So, let me begin by telling y’all I’ve just discovered I’m an etiquette-less bitch. Fortunately there are far worse people in the world, which I’ll get to later.
Yesterday I signed up for a writer’s forum. I’ll admit, upon signing up for almost anything, I rarely read the introduction/’you agree to’ blah, blah page. I know I should, but whatever. Anyway, I happened to read the forum introduction this time around, and lo and behold, halfway down the list was something about never writing in all caps. Now, somewhere far, far in the recesses of my mind, I do have this piece of information stored. At some point along the line I read this little piece of internet manners, and promptly forgot about it. That makes me an internet bitch, I guess, because I use caps all the time, interchangeably with italics. I’m not yelling, I’m emphasizing. I do it in my posts and when leaving comments on other people’s blogs. So, sorry to anyone who thinks I’m rude and yell a lot. From now on I will make it a point to not use capital letters.
Except for what I’m about to tell you, because I need to VENT!
For two and a half blessed years we lived above an elderly woman. Sure, her television was always turned up too loud, but other than that we had zero problems. Several months back she passed away. She lived in the building for 20 years, so the remodel of her place took forever. During this time I became nervous and fretted to my husband. What kind of people will move in? What if they have five screaming children? What if they’re in a rock band and party all night long? What if they have a teenager that practices the tuba two hours a day?
Finally, the apartment was finished and our new neighbors moved in. I won’t bore you with too many details. It’s two couples living together in a two bedroom apartment. They are kind of loud, and I am VERY tired of boyfriend #1’s incredibly loud voice, which he uses, loudly, to talk, incessantly, about nothing. There is a lot of ‘DUUUUUUDE!’ and BRAAAAAH!” when he speaks to boyfriend #2.

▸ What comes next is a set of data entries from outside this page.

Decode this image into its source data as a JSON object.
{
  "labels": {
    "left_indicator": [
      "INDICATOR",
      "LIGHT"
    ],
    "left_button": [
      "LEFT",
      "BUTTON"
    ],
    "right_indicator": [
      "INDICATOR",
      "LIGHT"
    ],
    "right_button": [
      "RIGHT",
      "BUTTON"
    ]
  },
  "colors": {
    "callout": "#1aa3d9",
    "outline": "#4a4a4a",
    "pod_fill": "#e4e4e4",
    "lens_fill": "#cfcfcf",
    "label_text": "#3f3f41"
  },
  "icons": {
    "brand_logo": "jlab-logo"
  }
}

But I can live with this. When I’m ready to go to bed I turn on a fan and it drowns them out, at least enough for me to sleep. What I cannot deal with, ladies and gentlemen, is the LAZINESS. What am I talking about? Let me tell you. One of the girls has a small dog. Great, I have two and understand small dogs bark, so I’m not annoyed by their little guy. What I DON’T understand is their inability to walk the 30 feet to the dumpster to throw away the bag of dog mess after they take it for a walk. Instead, they leave it outside their front door. Have I mentioned my incredible sense of smell?
Right, so you can imagine how disgusting it is to me when I walk out the door and the smell of dog feces has wafted up – because they are not only too lazy to walk to the dumpster to deposit the mess, they don’t even tie the bag shut!!! Sometimes the poop bags sit outside all night and half the next day. And what pisses me off even more is that they will come and go, but not bend down to pick up the bag and take it with them. One of them PARKS RIGHT NEXT TO THE FREAKING DUMPSTER!!!! How are you gonna walk right by it and not throw in the poop bag??
Whew. I thought this would make me feel better, but I may type in caps for the rest of the day. GRRRRR!